Day 8: MLOps Training
1)Feature Selection in MLOps
We have studied the Filter Method of Feature Selection that uses Correlation and Variance Threshold ways to detect the Features.Now comes the EMBEDDED METHOD .
Embedded Method: If we use the coefficient concept of Feature Selection ,then it is a part of Embedded Method.Coefficients are the constants that decide the inclination of the prediction line in Linear Rgression("c" in y=b+cx).Embedded Method is required to use because Correlation is quite inappropriate in many cases.
This method Provides a higher accuracy relative to corr() .However,This method is slower than corr() because coefficients can be detected only after training the Dataset .
Rather than Training the Dataset over the Algorithm to get Coefficients ,we can use a relatively faster Embedded method called Lasso method / L1 Regularization method.
Lasso method trains the dataset over over a Feature Coefficients prediction algorithm.
>>>from sklearn.linear_model import Lasso '''importing the Lasso model'''
>>>from sklearn.feature_selection import SelectFromModel '''helps to select features from Lasso model
>>>select=SelectFromModel(Lasso()) '''creating a model for feature selection'''
>>>select.fit (x_train , y_train)
>>>select.get_support() '''gives the boolean array which says which feature is predictor and which not'''
2)Feature Engineering
Feature engineering is a subset of Data Science just like Machine Learning but not a part of Machine Learning. It is done before creating ML models or before implementing ML over the Data. In other words, Feature Engineering is a pre-processing performed over data by transforming it into a form that would make our ML model more effective and we can have better insights of Data. One of the Feature Engineering is Encoding.
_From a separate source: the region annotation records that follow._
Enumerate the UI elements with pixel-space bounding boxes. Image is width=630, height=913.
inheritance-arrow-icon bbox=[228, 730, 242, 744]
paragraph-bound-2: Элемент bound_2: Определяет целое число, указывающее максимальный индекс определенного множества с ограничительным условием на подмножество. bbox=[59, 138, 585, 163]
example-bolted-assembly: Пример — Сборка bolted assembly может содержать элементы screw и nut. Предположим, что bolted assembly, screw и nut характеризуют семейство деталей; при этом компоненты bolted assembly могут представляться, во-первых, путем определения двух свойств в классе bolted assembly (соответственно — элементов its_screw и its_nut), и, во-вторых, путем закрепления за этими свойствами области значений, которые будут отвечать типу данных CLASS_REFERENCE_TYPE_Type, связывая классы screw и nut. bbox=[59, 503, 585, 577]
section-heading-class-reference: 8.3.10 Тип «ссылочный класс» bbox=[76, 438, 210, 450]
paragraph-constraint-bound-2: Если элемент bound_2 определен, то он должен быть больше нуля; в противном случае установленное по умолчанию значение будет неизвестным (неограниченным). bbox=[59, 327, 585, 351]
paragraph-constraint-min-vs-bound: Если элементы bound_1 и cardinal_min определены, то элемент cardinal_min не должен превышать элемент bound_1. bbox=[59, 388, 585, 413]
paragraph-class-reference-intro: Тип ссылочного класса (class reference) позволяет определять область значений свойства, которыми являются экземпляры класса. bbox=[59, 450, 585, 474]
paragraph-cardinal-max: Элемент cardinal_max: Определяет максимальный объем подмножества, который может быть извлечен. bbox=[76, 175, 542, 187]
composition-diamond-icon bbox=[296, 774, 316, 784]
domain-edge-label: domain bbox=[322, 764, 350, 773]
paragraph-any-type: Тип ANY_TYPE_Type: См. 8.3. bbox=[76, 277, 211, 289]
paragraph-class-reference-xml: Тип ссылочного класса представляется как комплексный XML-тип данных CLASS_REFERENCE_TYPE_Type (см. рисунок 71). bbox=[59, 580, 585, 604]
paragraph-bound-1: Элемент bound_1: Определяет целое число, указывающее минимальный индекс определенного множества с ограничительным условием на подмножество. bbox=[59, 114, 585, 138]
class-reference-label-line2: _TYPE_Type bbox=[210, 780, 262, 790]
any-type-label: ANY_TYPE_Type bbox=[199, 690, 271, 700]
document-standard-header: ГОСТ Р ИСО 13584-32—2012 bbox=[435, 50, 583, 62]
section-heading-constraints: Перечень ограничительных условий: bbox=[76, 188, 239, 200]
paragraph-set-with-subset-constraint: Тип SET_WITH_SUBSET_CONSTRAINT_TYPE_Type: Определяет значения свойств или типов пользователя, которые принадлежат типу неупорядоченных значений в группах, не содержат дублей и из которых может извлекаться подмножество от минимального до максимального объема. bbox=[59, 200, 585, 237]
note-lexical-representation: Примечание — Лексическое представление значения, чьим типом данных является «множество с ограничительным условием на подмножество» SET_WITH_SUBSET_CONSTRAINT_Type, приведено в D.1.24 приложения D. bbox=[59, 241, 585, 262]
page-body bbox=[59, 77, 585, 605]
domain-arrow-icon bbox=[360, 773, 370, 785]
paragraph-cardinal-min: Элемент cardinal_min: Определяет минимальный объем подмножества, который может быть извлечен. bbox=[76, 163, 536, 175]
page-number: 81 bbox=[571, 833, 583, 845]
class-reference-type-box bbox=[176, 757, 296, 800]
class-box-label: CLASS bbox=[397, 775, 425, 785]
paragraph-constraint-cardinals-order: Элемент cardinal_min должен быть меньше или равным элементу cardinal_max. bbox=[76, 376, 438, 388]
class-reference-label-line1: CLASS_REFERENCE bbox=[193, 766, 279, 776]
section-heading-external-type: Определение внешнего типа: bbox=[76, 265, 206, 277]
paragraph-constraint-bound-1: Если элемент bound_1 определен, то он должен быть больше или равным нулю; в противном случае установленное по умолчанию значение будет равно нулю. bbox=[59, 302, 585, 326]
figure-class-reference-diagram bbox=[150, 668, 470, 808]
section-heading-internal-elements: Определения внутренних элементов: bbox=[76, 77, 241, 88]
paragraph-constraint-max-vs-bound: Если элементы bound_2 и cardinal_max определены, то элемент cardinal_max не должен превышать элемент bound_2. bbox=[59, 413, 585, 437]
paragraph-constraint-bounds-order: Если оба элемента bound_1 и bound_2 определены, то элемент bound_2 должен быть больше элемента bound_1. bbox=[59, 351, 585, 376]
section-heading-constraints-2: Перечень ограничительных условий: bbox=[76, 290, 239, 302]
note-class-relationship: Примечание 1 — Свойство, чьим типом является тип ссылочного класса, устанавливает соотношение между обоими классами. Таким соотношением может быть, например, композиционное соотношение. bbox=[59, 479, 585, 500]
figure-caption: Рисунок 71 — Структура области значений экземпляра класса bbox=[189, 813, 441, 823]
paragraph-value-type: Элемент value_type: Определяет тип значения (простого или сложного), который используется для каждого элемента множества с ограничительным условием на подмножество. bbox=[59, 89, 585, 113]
Encoding is the way of tranformation of string values into integers in a particular feature/variable. It is required because if a Feature is required for prediction in Machine Learning, then it shout contain integer values in it.This is also known as Variable Encoding/Label Encoding. One of them is One Hot Encoding.
One-Hot Encoding : When we have categorial variables in our data (like gender , semester number etc) we use One-Hot encoding. It is the process of converting the Categorical variable values into seperate variables. (for ex. : if Gender variable has Male and Female values , one-hot encodes the Male and Female into seperate variables and Gender is then Removed.)
One-Hot encoding presents one issue in its process called the Dummy Variable Trap.
Dummy Variable Trap : There comes an issue in one-hot encoding that x1 variable becomes dependent on x2 variable and the x2 variable depends on that variable x1 in case of 2 variables. This is known as Multi-Collinearity where x1,x2 are duplicate variables. Due to this , during computations our model gets confused or spends high computation power in this cycle of correlation and different results can be received everytime.
To remove the issue of Dummy var. trap ,it is required to remove multi-collinearity and for that we need to remove one of the Redundant variables aur duplicate variables.